The deficiency in monocyte phagocytosis and the disrupted expression of C-type lectin receptors and key lysosomal enzymes suggest a functional deficiency of phagolysosomal proteolysis and lipolysis in monocytes from CAM patients. The downregulation of these genes and p
athways may underlie the increased susceptibility to mucormycosis in COVID-19 patients.
This study's limitations include the small cohort size and the unbalanced sex representation in the groups. Despite these limitations, the study findings provide crucial insight into the potential immune evasion mechanisms in COVID-19 that increase susceptibility to mucormycosis and possibly other fungal infections.
Further research is needed to confirm these findings and to explore potential biomarkers for detecting susceptibility to mucormycosis in COVID-19 patients and other viral infections.
In conclusion, the impact of SARS-CoV-2 infections on monocyte function may play a critical role in the increased susceptibility to opportunistic fungal infections, such as mucormycosis.

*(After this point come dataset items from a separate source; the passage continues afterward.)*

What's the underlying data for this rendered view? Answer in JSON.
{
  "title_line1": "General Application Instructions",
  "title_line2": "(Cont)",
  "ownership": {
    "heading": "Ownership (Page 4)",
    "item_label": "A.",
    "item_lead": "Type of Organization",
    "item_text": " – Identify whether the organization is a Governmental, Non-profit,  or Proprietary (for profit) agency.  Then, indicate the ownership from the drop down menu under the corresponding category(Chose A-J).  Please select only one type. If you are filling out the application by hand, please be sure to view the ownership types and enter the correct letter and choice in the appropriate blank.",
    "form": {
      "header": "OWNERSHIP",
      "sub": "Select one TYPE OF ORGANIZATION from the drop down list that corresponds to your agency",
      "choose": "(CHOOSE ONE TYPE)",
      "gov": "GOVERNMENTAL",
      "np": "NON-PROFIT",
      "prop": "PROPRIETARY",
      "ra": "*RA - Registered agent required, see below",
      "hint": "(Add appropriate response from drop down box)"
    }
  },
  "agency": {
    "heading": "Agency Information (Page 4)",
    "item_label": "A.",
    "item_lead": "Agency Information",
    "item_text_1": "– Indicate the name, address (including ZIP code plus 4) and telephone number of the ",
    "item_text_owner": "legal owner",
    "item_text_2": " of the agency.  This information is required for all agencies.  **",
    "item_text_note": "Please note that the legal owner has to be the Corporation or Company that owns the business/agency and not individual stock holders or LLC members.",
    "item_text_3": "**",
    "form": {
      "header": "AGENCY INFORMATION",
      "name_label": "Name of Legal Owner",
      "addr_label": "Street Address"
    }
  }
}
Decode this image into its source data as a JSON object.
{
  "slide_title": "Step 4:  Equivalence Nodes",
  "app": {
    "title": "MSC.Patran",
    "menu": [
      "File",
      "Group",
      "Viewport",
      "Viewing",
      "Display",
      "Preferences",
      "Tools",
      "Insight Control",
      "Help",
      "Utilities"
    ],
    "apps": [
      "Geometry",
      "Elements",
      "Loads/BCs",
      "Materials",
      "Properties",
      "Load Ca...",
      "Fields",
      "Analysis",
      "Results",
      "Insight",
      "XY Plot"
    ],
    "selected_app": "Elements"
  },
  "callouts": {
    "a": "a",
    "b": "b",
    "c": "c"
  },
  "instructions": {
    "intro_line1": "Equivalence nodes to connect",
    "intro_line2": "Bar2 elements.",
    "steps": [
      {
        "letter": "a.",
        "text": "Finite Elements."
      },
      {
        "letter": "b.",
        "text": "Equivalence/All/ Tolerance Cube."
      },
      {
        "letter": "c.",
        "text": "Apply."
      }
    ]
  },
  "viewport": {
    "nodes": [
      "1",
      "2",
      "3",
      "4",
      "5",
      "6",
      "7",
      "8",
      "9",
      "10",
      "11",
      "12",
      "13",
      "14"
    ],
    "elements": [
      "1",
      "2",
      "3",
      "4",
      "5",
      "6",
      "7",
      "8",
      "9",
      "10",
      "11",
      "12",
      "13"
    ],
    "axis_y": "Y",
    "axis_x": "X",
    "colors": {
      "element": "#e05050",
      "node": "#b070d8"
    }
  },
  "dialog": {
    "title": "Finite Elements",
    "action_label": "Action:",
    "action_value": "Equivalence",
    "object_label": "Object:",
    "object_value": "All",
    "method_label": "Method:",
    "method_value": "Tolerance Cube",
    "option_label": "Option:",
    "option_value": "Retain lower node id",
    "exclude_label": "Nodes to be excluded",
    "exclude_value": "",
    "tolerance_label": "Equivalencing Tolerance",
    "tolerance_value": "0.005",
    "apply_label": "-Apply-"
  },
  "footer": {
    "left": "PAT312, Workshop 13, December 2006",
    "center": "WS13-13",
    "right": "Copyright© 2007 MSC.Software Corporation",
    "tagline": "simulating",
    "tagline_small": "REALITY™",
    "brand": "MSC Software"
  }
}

The downregulation of pathways related to endocytosis, phagosome maturation, and cytoskeletal regulation in monocytes of CAM patients appears to contribute to the impaired phagocytic activity necessary for effective antifungal defense.
The findings of this study highlight the importance of understanding the complex interplay between viral infections, such as COVID-19, and the human immune system. This understanding can help inform the development of new therapeutic strategies to combat opportunistic infections and improve patient outcomes.
Further research should focus on expanding the cohort size, ensuring more balanced sex representation, and exploring additional factors that might contribute to the susceptibility to mucormycosis in COVID-19 patients.
Investigating the impact of different SARS-CoV-2 variants on monocyte function and the incidence of opportunistic infections will also be essential in understanding the evolving nature of the virus and its effects on the human immune system.
In addition, identifying potential biomarkers for detecting susceptibility to mucormycosis in COVID-19 patients could lead to more effective screening and targeted interventions to prevent and treat this life-threatening fungal infection. A better understanding of the interactions between viral infections and the immune system will be crucial for managing the ongoing pandemic and preventing future outbreaks of opportunistic infections.
The study findings were published in the peer reviewed journal: mBIO (A Journal of the American Society For Microbiology.)